Question

On a square cardboard sheet of area \[784{\text{ c}}{{\text{m}}^2}\] , four congruent circular plates of maximum size are placed such that each circular plate touches the two plates and each side of the square sheet is tangent to two circular plates. Find the area of the square sheet not covered by the circular plates.
(A) \[154{\text{ c}}{{\text{m}}^2}\]
(B) \[168{\text{ c}}{{\text{m}}^2}\]
(C) \[{\text{616 c}}{{\text{m}}^2}\]
(D) \[{\text{284 c}}{{\text{m}}^2}\]

Answer 1

Hint: To find the area of the square sheet not covered by the circular plates, we will first find the total area of the given square sheet and then the area of the given congruent plates.
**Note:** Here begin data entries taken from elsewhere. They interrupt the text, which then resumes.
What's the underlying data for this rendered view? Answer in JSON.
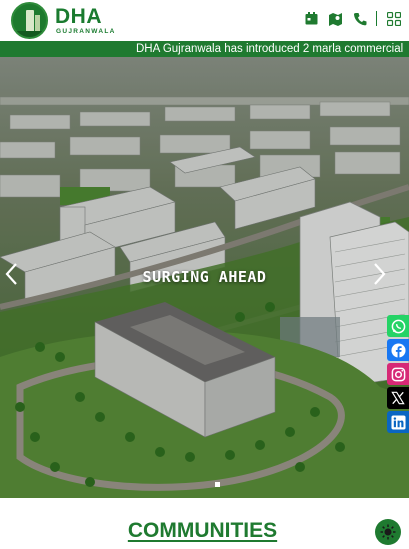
{
  "header": {
    "logo_text": "DHA",
    "logo_subtext": "GUJRANWALA",
    "icons": [
      "calendar-icon",
      "map-icon",
      "phone-icon",
      "grid-menu-icon"
    ]
  },
  "ticker": {
    "text": "DHA Gujranwala has introduced 2 marla commercial"
  },
  "hero": {
    "caption": "SURGING AHEAD",
    "slide_index": 1
  },
  "social": [
    "whatsapp-icon",
    "facebook-icon",
    "instagram-icon",
    "x-icon",
    "linkedin-icon"
  ],
  "section": {
    "title": "COMMUNITIES"
  },
  "colors": {
    "brand_green": "#1f7a30",
    "whatsapp": "#25d366",
    "facebook": "#1877f2",
    "instagram": "#d62976",
    "x": "#000000",
    "linkedin": "#0a66c2"
  }
}
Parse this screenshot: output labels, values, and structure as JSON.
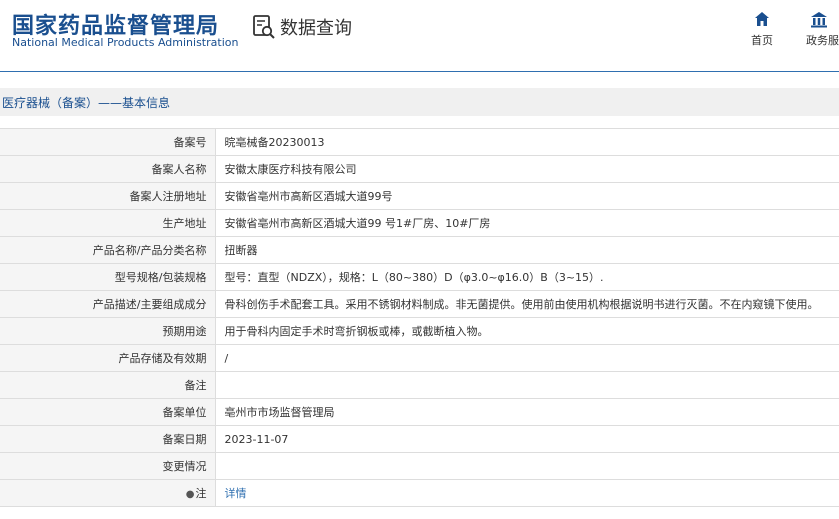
{
  "header": {
    "logo_cn": "国家药品监督管理局",
    "logo_en": "National Medical Products Administration",
    "section_title": "数据查询",
    "section_icon": "search-document-icon",
    "nav": {
      "home_label": "首页",
      "home_icon": "home-icon",
      "gov_label": "政务服",
      "gov_icon": "building-icon"
    }
  },
  "breadcrumb": "医疗器械（备案）——基本信息",
  "colors": {
    "brand": "#1a4f8f",
    "link": "#2f6fb0",
    "label_bg": "#f5f5f5",
    "crumb_bg": "#f0f0f0"
  },
  "rows": [
    {
      "label": "备案号",
      "value": "晥亳械备20230013"
    },
    {
      "label": "备案人名称",
      "value": "安徽太康医疗科技有限公司"
    },
    {
      "label": "备案人注册地址",
      "value": "安徽省亳州市高新区酒城大道99号"
    },
    {
      "label": "生产地址",
      "value": "安徽省亳州市高新区酒城大道99 号1#厂房、10#厂房"
    },
    {
      "label": "产品名称/产品分类名称",
      "value": "扭断器"
    },
    {
      "label": "型号规格/包装规格",
      "value": "型号：直型（NDZX），规格：L（80~380）D（φ3.0~φ16.0）B（3~15）."
    },
    {
      "label": "产品描述/主要组成成分",
      "value": "骨科创伤手术配套工具。采用不锈钢材料制成。非无菌提供。使用前由使用机构根据说明书进行灭菌。不在内窥镜下使用。"
    },
    {
      "label": "预期用途",
      "value": "用于骨科内固定手术时弯折钢板或棒，或截断植入物。"
    },
    {
      "label": "产品存储及有效期",
      "value": "/"
    },
    {
      "label": "备注",
      "value": ""
    },
    {
      "label": "备案单位",
      "value": "亳州市市场监督管理局"
    },
    {
      "label": "备案日期",
      "value": "2023-11-07"
    },
    {
      "label": "变更情况",
      "value": ""
    }
  ],
  "note_row": {
    "label": "注",
    "icon": "pin-icon",
    "link_text": "详情"
  }
}
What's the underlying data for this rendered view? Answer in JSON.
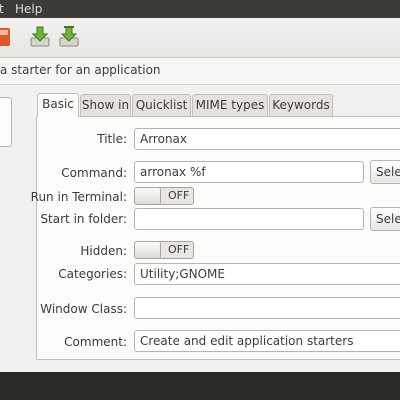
{
  "menubar": {
    "items": [
      "t",
      "Help"
    ]
  },
  "toolbar": {
    "buttons": [
      {
        "name": "document-icon",
        "color": "#e2582a"
      },
      {
        "name": "import-icon",
        "color": "#5a9a2f"
      },
      {
        "name": "export-icon",
        "color": "#5a9a2f"
      }
    ]
  },
  "banner": {
    "text": "a starter for an application"
  },
  "tabs": [
    "Basic",
    "Show in",
    "Quicklist",
    "MIME types",
    "Keywords"
  ],
  "form": {
    "title_label": "Title:",
    "title_value": "Arronax",
    "command_label": "Command:",
    "command_value": "arronax %f",
    "select_label": "Selec",
    "run_in_terminal_label": "Run in Terminal:",
    "run_in_terminal_state": "OFF",
    "start_in_folder_label": "Start in folder:",
    "start_in_folder_value": "",
    "hidden_label": "Hidden:",
    "hidden_state": "OFF",
    "categories_label": "Categories:",
    "categories_value": "Utility;GNOME",
    "window_class_label": "Window Class:",
    "window_class_value": "",
    "comment_label": "Comment:",
    "comment_value": "Create and edit application starters"
  }
}
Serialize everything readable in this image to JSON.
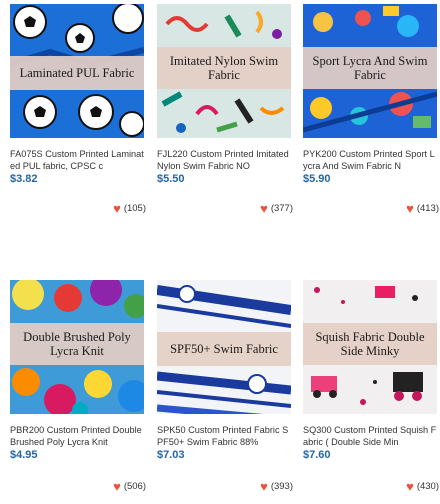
{
  "products": [
    {
      "banner": "Laminated PUL Fabric",
      "title": "FA075S Custom Printed Laminated PUL fabric, CPSC c",
      "price": "$3.82",
      "likes": "(105)",
      "theme": "soccer"
    },
    {
      "banner": "Imitated Nylon Swim Fabric",
      "title": "FJL220 Custom Printed Imitated Nylon Swim Fabric NO",
      "price": "$5.50",
      "likes": "(377)",
      "theme": "doodle"
    },
    {
      "banner": "Sport Lycra And Swim Fabric",
      "title": "PYK200 Custom Printed Sport Lycra And Swim Fabric N",
      "price": "$5.90",
      "likes": "(413)",
      "theme": "blue-cartoon"
    },
    {
      "banner": "Double Brushed Poly Lycra Knit",
      "title": "PBR200 Custom Printed Double Brushed Poly Lycra Knit",
      "price": "$4.95",
      "likes": "(506)",
      "theme": "rainbow"
    },
    {
      "banner": "SPF50+ Swim Fabric",
      "title": "SPK50 Custom Printed Fabric SPF50+ Swim Fabric 88%",
      "price": "$7.03",
      "likes": "(393)",
      "theme": "blue-stripes"
    },
    {
      "banner": "Squish Fabric Double Side Minky",
      "title": "SQ300 Custom Printed Squish Fabric ( Double Side Min",
      "price": "$7.60",
      "likes": "(430)",
      "theme": "pink-trucks"
    }
  ],
  "colors": {
    "price": "#2466a4",
    "heart": "#e8533b",
    "banner_bg": "#e4cec4"
  },
  "icons": {
    "like": "heart-icon"
  }
}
Subtracting the area of all four congruent circular plates from the area of the square sheet will give the area of the square sheet not covered by the circular plates.

Complete step-by-step solution:

Let the length of each side be \[a\] and since all the circles are congruent, the radius of each circle be \[r\].
Given that the area of the square sheet is \[784{\text{ c}}{{\text{m}}^2}\].
Also, we know that for a square, \[area = {\left( {side} \right)^2}\]
Therefore, on comparing we can find the length of side as
\[area = {\left( {side} \right)^2}\]
\[ \Rightarrow 784{\text{ c}}{{\text{m}}^2} = {\left( {side} \right)^2}\]
On solving,
\[ \Rightarrow {(28{\text{ cm)}}^2} = {\left( {side} \right)^2}\]
\[ \Rightarrow 28{\text{ cm}} = side\]
\[\therefore {\text{size of given square}} = 28{\text{ cm}}\]
Now, since each circular plate touches two other plates and each side of the square sheet is tangent to two circular plates
Diameter of each circular plate is given by
\[{\text{Diameter of each plate}} = \dfrac{{28}}{2}{\text{ cm}}\]
\[\therefore {\text{Diameter of each plate}} = 14{\text{ cm}}\]
So, \[\therefore {\text{Radius of each plate}} = 7{\text{ cm}}\]
Now, \[{\text{area of one circular plate}} = \pi {r^2}\]
Putting the value of \[r\] ,
\[{\text{Area of one circular plate}} = \pi {\left( 7 \right)^2}{\text{ }}\]
\[{\text{Area of four circular plates}} = 4 \times \pi {\left( 7 \right)^2}{\text{ }}\]
\[ = 616{\text{ c}}{{\text{m}}^2}\]
\[{\text{Area of square not covered by plates}} = {\text{area of square}} - {\text{area of four circular plates}}\]
\[ = \left( {784 - 616} \right){\text{ c}}{{\text{m}}^2}\]
\[ = 168{\text{ c}}{{\text{m}}^2}\]
Therefore, the area of the square sheet not covered by the circular plates is \[168{\text{ c}}{{\text{m}}^2}\].
Hence, option (B) \[168{\text{ c}}{{\text{m}}^2}\] is correct.

Note: Since the circles are congruent and are placed such that each circular plate touches the two plates and each side of the square sheet is tangent to two circular plates and as we also know that two circles are congruent if they have the same size so all the circles will have the same radius.